Q2: What new technology has Meta launched in the field of image and media generation? A2: Meta Superintelligence Labs released Muse Image and Muse Video, two brand-new media generation models. Muse Image possesses agent capabilities, will automatically search the internet for facts to ensure images match reality, and can perform local repainting through “self-correction” capabilities. Muse Video can produce videos with extremely high visual fidelity and natively supports audio synthesis. For security and identification, Meta also added Content Seal invisible watermarking technology.

Q3: How does Google’s Gemini API solve the pain point of developers handling long-running tasks? A3: Google expanded Managed Agents in the Gemini API, adding asynchronous background task execution. The system returns a task ID for querying at any time, without needing to maintain a constant HTTP connection. In addition, the update also adds Remote Model Context Protocol (MCP) server integration, allowing agents to connect directly to private databases, and supports custom function calls and credential refresh mechanisms.

Q4: Why are Microsoft and US enterprises gradually converting the AI models they are using? A4: Mainly to reduce huge computing and API costs. Microsoft is gradually replacing OpenAI and Anthropic models with its own MAI models in Copilot products such as Excel and Outlook. On the other hand, many US companies have begun to adopt Chinese open-source models (such as DeepSeek and GLM-5.2) in large numbers because the performance of these models has caught up with leading US models, but the price is only about one-tenth of competitors (or 60% to 90% cheaper), which has caused the proportion of tokens for Chinese models called on the OpenRouter platform to climb all the way to 46%.

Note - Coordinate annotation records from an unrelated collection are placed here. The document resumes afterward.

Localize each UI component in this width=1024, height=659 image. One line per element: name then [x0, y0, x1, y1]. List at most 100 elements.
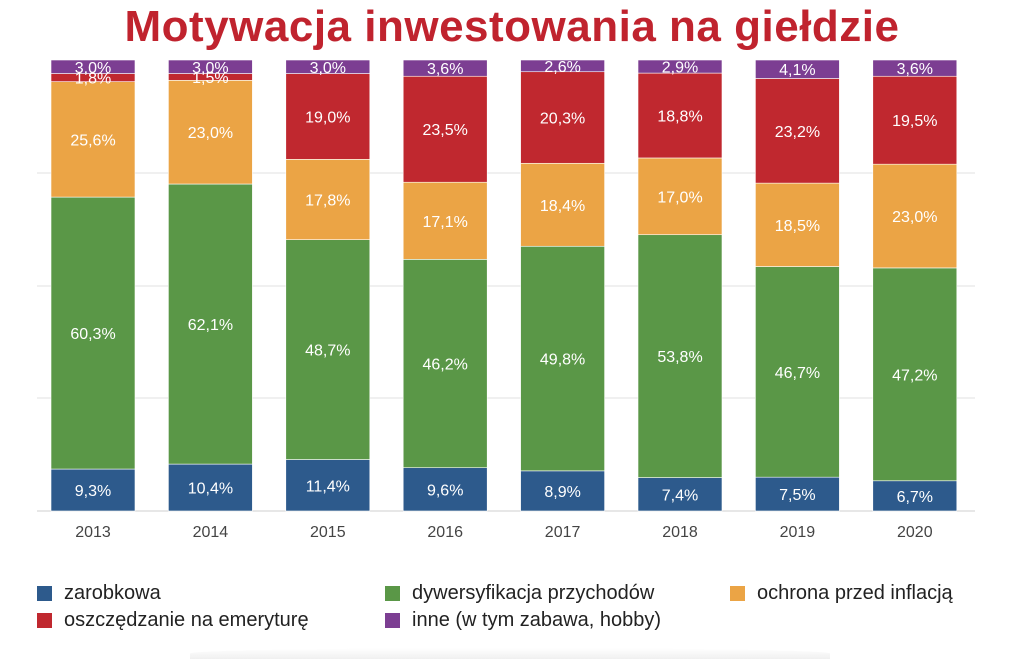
data-label-zarobkowa-2018: 7,4%: [662, 487, 698, 504]
data-label-zarobkowa-2017: 8,9%: [544, 484, 580, 501]
data-label-zarobkowa-2020: 6,7%: [897, 489, 933, 506]
legend-label-inne: inne (w tym zabawa, hobby): [412, 609, 662, 631]
chart-title: Motywacja inwestowania na giełdzie: [124, 2, 900, 51]
bar-dywersyfikacja-2014: [168, 183, 253, 465]
bar-dywersyfikacja-2013: [50, 196, 136, 470]
x-tick-label-2016: 2016: [427, 524, 463, 541]
data-label-dywersyfikacja-2019: 46,7%: [775, 365, 820, 382]
x-tick-label-2019: 2019: [780, 524, 816, 541]
x-axis-ticks: 2013 2014 2015 2016 2017 2018 2019 2020: [75, 524, 932, 541]
data-label-dywersyfikacja-2018: 53,8%: [657, 349, 702, 366]
bar-inne-2017: [520, 59, 605, 73]
data-label-ochrona-2016: 17,1%: [423, 214, 468, 231]
data-label-ochrona-2013: 25,6%: [70, 132, 115, 149]
data-label-emerytura-2019: 23,2%: [775, 124, 820, 141]
bar-emerytura-2015: [285, 73, 371, 160]
decorative-shadow: [190, 648, 830, 659]
data-label-emerytura-2013: 1,8%: [75, 71, 111, 88]
data-label-emerytura-2014: 1,5%: [192, 70, 228, 87]
legend-swatch-ochrona: [730, 586, 745, 601]
bar-ochrona-2019: [755, 182, 840, 267]
bar-emerytura-2017: [520, 71, 605, 164]
bar-zarobkowa-2013: [50, 468, 136, 512]
data-label-ochrona-2019: 18,5%: [775, 218, 820, 235]
bar-zarobkowa-2018: [637, 477, 723, 512]
bar-dywersyfikacja-2017: [520, 245, 605, 472]
data-label-zarobkowa-2019: 7,5%: [779, 487, 815, 504]
data-label-ochrona-2018: 17,0%: [657, 189, 702, 206]
x-tick-label-2014: 2014: [193, 524, 229, 541]
data-label-inne-2018: 2,9%: [662, 60, 698, 77]
data-label-zarobkowa-2013: 9,3%: [75, 483, 111, 500]
legend-swatch-dywersyfikacja: [385, 586, 400, 601]
bar-inne-2014: [168, 59, 253, 74]
data-label-emerytura-2018: 18,8%: [657, 109, 702, 126]
x-tick-label-2015: 2015: [310, 524, 346, 541]
bar-ochrona-2017: [520, 162, 605, 247]
bar-zarobkowa-2014: [168, 463, 253, 512]
bar-ochrona-2018: [637, 157, 723, 236]
bar-inne-2013: [50, 59, 136, 74]
bar-dywersyfikacja-2019: [755, 266, 840, 478]
data-label-emerytura-2017: 20,3%: [540, 111, 585, 128]
data-label-inne-2014: 3,0%: [192, 60, 228, 77]
data-label-inne-2016: 3,6%: [427, 61, 463, 78]
bar-zarobkowa-2015: [285, 459, 371, 512]
bar-inne-2020: [872, 59, 958, 77]
bar-ochrona-2020: [872, 163, 958, 269]
bar-zarobkowa-2019: [755, 476, 840, 512]
data-label-zarobkowa-2016: 9,6%: [427, 482, 463, 499]
data-label-ochrona-2014: 23,0%: [188, 125, 233, 142]
legend-item-emerytura: oszczędzanie na emeryturę: [37, 609, 309, 632]
legend-label-ochrona: ochrona przed inflacją: [757, 582, 953, 604]
bar-zarobkowa-2020: [872, 480, 958, 512]
data-label-emerytura-2016: 23,5%: [423, 122, 468, 139]
bar-dywersyfikacja-2018: [637, 234, 723, 478]
data-label-ochrona-2020: 23,0%: [892, 209, 937, 226]
bar-zarobkowa-2016: [402, 467, 488, 512]
bar-zarobkowa-2017: [520, 470, 605, 512]
data-label-dywersyfikacja-2020: 47,2%: [892, 367, 937, 384]
data-label-dywersyfikacja-2013: 60,3%: [70, 326, 115, 343]
legend-item-zarobkowa: zarobkowa: [37, 582, 161, 605]
bar-emerytura-2016: [402, 75, 488, 183]
bar-emerytura-2020: [872, 75, 958, 165]
legend-label-emerytura: oszczędzanie na emeryturę: [64, 609, 309, 631]
bar-ochrona-2015: [285, 159, 371, 240]
data-label-dywersyfikacja-2017: 49,8%: [540, 352, 585, 369]
data-labels: 9,3%60,3%25,6%1,8%3,0%10,4%62,1%23,0%1,5…: [70, 59, 937, 506]
data-label-dywersyfikacja-2015: 48,7%: [305, 343, 350, 360]
data-label-dywersyfikacja-2014: 62,1%: [188, 317, 233, 334]
data-label-dywersyfikacja-2016: 46,2%: [423, 357, 468, 374]
bar-inne-2015: [285, 59, 371, 74]
legend-item-inne: inne (w tym zabawa, hobby): [385, 609, 661, 632]
legend-label-dywersyfikacja: dywersyfikacja przychodów: [412, 582, 655, 604]
legend-item-ochrona: ochrona przed inflacją: [730, 582, 953, 605]
data-label-inne-2017: 2,6%: [544, 59, 580, 76]
data-label-zarobkowa-2015: 11,4%: [306, 478, 350, 495]
x-tick-label-2018: 2018: [662, 524, 698, 541]
data-label-emerytura-2015: 19,0%: [305, 109, 350, 126]
bar-emerytura-2018: [637, 72, 723, 159]
data-label-inne-2013: 3,0%: [75, 60, 111, 77]
bar-ochrona-2014: [168, 79, 253, 185]
legend-swatch-emerytura: [37, 613, 52, 628]
legend-swatch-zarobkowa: [37, 586, 52, 601]
data-label-ochrona-2017: 18,4%: [540, 198, 585, 215]
data-label-zarobkowa-2014: 10,4%: [188, 481, 233, 498]
bar-dywersyfikacja-2020: [872, 267, 958, 482]
bars: [50, 59, 958, 512]
data-label-inne-2019: 4,1%: [779, 62, 815, 79]
bar-inne-2016: [402, 59, 488, 77]
bar-dywersyfikacja-2016: [402, 259, 488, 469]
data-label-inne-2020: 3,6%: [897, 61, 933, 78]
data-label-emerytura-2020: 19,5%: [892, 113, 937, 130]
data-label-ochrona-2015: 17,8%: [305, 192, 350, 209]
bar-ochrona-2013: [50, 81, 136, 198]
bar-ochrona-2016: [402, 181, 488, 260]
bar-inne-2018: [637, 59, 723, 74]
legend-swatch-inne: [385, 613, 400, 628]
legend-item-dywersyfikacja: dywersyfikacja przychodów: [385, 582, 654, 605]
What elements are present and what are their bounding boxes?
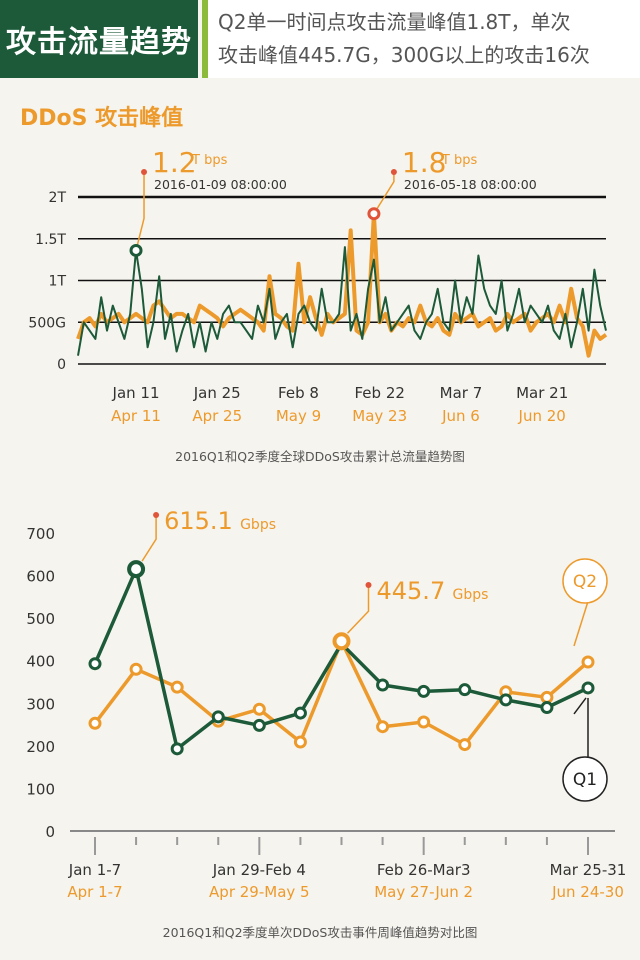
callout-dot — [365, 582, 372, 588]
header-subtitle: Q2单一时间点攻击流量峰值1.8T，单次 攻击峰值445.7G，300G以上的攻… — [202, 0, 640, 78]
x-tick-label-q2: Jun 24-30 — [551, 883, 624, 901]
series-line-q2 — [93, 639, 590, 747]
y-tick-label: 500G — [28, 315, 66, 331]
x-tick-label-q2: Jun 6 — [441, 407, 480, 425]
y-tick-label: 400 — [26, 653, 55, 671]
callout-unit: T bps — [191, 153, 228, 168]
y-tick-label: 700 — [26, 525, 55, 543]
data-point-q2 — [458, 738, 472, 752]
callout-unit: Gbps — [240, 517, 276, 533]
x-tick-label-q1: Feb 26-Mar3 — [377, 861, 471, 879]
y-tick-label: 600 — [26, 568, 55, 586]
y-tick-label: 100 — [26, 780, 55, 798]
data-point-q2 — [252, 702, 266, 716]
x-tick-label-q1: Mar 21 — [516, 384, 568, 402]
header-title: 攻击流量趋势 — [0, 0, 198, 78]
data-point-q2 — [540, 690, 554, 704]
data-point-q2 — [376, 720, 390, 734]
peak-marker — [127, 560, 146, 579]
callout-leader — [135, 172, 145, 251]
series-label-q2: Q2 — [573, 572, 597, 592]
series-label-q1: Q1 — [573, 770, 597, 790]
weekly-peak-chart: 0 100 200 300 400 500 600 700 Jan 1-7 Apr 1-7 Jan … — [26, 507, 627, 901]
x-tick-label-q1: Jan 25 — [193, 384, 241, 402]
data-point-q1 — [540, 701, 554, 715]
data-point-q1 — [581, 681, 595, 695]
callout-dot — [153, 512, 160, 518]
callout-dot — [390, 169, 397, 175]
y-tick-label: 1.5T — [35, 232, 66, 248]
callout-leader — [346, 585, 370, 634]
callout-value: 1.8 — [402, 146, 447, 179]
y-tick-label: 500 — [26, 610, 55, 628]
y-tick-label: 1T — [49, 274, 67, 290]
data-point-q2 — [293, 735, 307, 749]
x-tick-label-q1: Feb 8 — [278, 384, 319, 402]
series-label-circle-q2 — [562, 558, 608, 604]
x-tick-label-q2: May 23 — [352, 407, 407, 425]
traffic-chart-caption: 2016Q1和Q2季度全球DDoS攻击累计总流量趋势图 — [175, 449, 465, 464]
data-point-q1 — [293, 706, 307, 720]
y-tick-label: 200 — [26, 738, 55, 756]
x-tick-label-q2: Jun 20 — [518, 407, 566, 425]
callout-value: 1.2 — [152, 146, 197, 179]
peak-marker — [129, 243, 143, 257]
data-point-q2 — [581, 655, 595, 669]
x-tick-label-q1: Jan 11 — [112, 384, 160, 402]
data-point-q1 — [88, 657, 102, 671]
data-point-q1 — [458, 683, 472, 697]
y-tick-label: 0 — [57, 357, 66, 373]
data-point-q1 — [170, 742, 184, 756]
data-point-q2 — [170, 680, 184, 694]
callout-leader — [141, 515, 157, 562]
data-point-q2 — [417, 715, 431, 729]
data-point-q1 — [252, 718, 266, 732]
series-line-q1 — [77, 246, 607, 356]
x-tick-label-q1: Feb 22 — [355, 384, 405, 402]
callout-time: 2016-01-09 08:00:00 — [154, 177, 287, 192]
data-point-q2 — [88, 716, 102, 730]
callout-unit: T bps — [441, 153, 478, 168]
series-line-q1 — [93, 567, 589, 751]
x-tick-label-q2: Apr 11 — [111, 407, 161, 425]
x-tick-label-q2: Apr 25 — [192, 407, 242, 425]
x-tick-label-q1: Mar 25-31 — [550, 861, 627, 879]
x-tick-label-q2: Apr 1-7 — [67, 883, 122, 901]
x-tick-label-q2: May 9 — [276, 407, 321, 425]
y-tick-label: 2T — [49, 190, 67, 206]
data-point-q1 — [417, 684, 431, 698]
y-tick-label: 0 — [45, 823, 55, 841]
series-label-leader-q1 — [573, 697, 587, 715]
callout-dot — [141, 169, 148, 175]
header: 攻击流量趋势 Q2单一时间点攻击流量峰值1.8T，单次 攻击峰值445.7G，3… — [0, 0, 640, 78]
traffic-chart: 0 500G 1T 1.5T 2T Jan 11 Apr 11 Jan 25 Apr 25 Feb… — [28, 146, 608, 425]
subtitle-line-2: 攻击峰值445.7G，300G以上的攻击16次 — [218, 43, 590, 67]
callout-unit: Gbps — [453, 587, 489, 603]
x-tick-label-q2: Apr 29-May 5 — [209, 883, 310, 901]
callout-value: 615.1 — [164, 507, 233, 535]
callout-time: 2016-05-18 08:00:00 — [404, 177, 537, 192]
callout-value: 445.7 — [377, 577, 446, 605]
section-title: DDoS 攻击峰值 — [20, 106, 184, 131]
x-tick-label-q1: Jan 29-Feb 4 — [212, 861, 306, 879]
series-line-q2 — [76, 211, 608, 358]
subtitle-line-1: Q2单一时间点攻击流量峰值1.8T，单次 — [218, 10, 571, 34]
data-point-q2 — [129, 662, 143, 676]
callout-leader — [373, 172, 395, 215]
data-point-q1 — [499, 693, 513, 707]
peak-marker — [367, 207, 381, 221]
weekly-peak-chart-caption: 2016Q1和Q2季度单次DDoS攻击事件周峰值趋势对比图 — [162, 925, 478, 940]
data-point-q1 — [211, 710, 225, 724]
x-tick-label-q2: May 27-Jun 2 — [374, 883, 473, 901]
series-label-circle-q1 — [562, 756, 608, 802]
x-tick-label-q1: Jan 1-7 — [68, 861, 121, 879]
x-tick-label-q1: Mar 7 — [440, 384, 483, 402]
peak-marker — [332, 632, 351, 651]
data-point-q1 — [376, 678, 390, 692]
y-tick-label: 300 — [26, 695, 55, 713]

Q5: In assessments of specific industry capabilities, which AI models are currently performing best? A5: According to the six major industry capability indices launched by Artificial Analysis (covering finance, law, healthcare, operations, etc.), Claude Fable 5 won the championship in all eight indices. In terms of open-source models, China’s GLM-5.2 performed brilliantly, taking the top open-source spot in five fields.

Q6: What breakthroughs have Nvidia and Cohere brought in the fields of speech and multimodality? A6: Nvidia released Nemotron-Labs-Audex-30B-A3B, a large language model with 30 billion parameters combining audio and text, possessing a context length of up to 1 million tokens, capable of handling complex tasks such as speech recognition, translation, and text-to-speech. Cohere launched Transcribe Arabic, a 2B parameter open-source Arabic speech recognition model created specifically for the Middle East market. Its word error rate is only 25.87, significantly leading Whisper Large V3, and can perfectly solve the “code-switching” problem where English and Arabic are mixed.

Q7: What is the “Doom Loop,” and what solution did Liquid AI propose? A7: The “Doom Loop” refers to the phenomenon where inference models get stuck when processing complex problems and repeatedly output the same sentences (such as “Wait, let me rethink”). Liquid AI proposed a brand-new training method called Antidoom (Final Token Preference Optimization, FTPO), which precisely locks onto the specific token that caused the loop and lets the model choose a more reasonable continuation method at that point in time, successfully reducing the loop rate of LFM2.5-2.6B models from 10.2% to 1.4%, while significantly improving evaluation scores.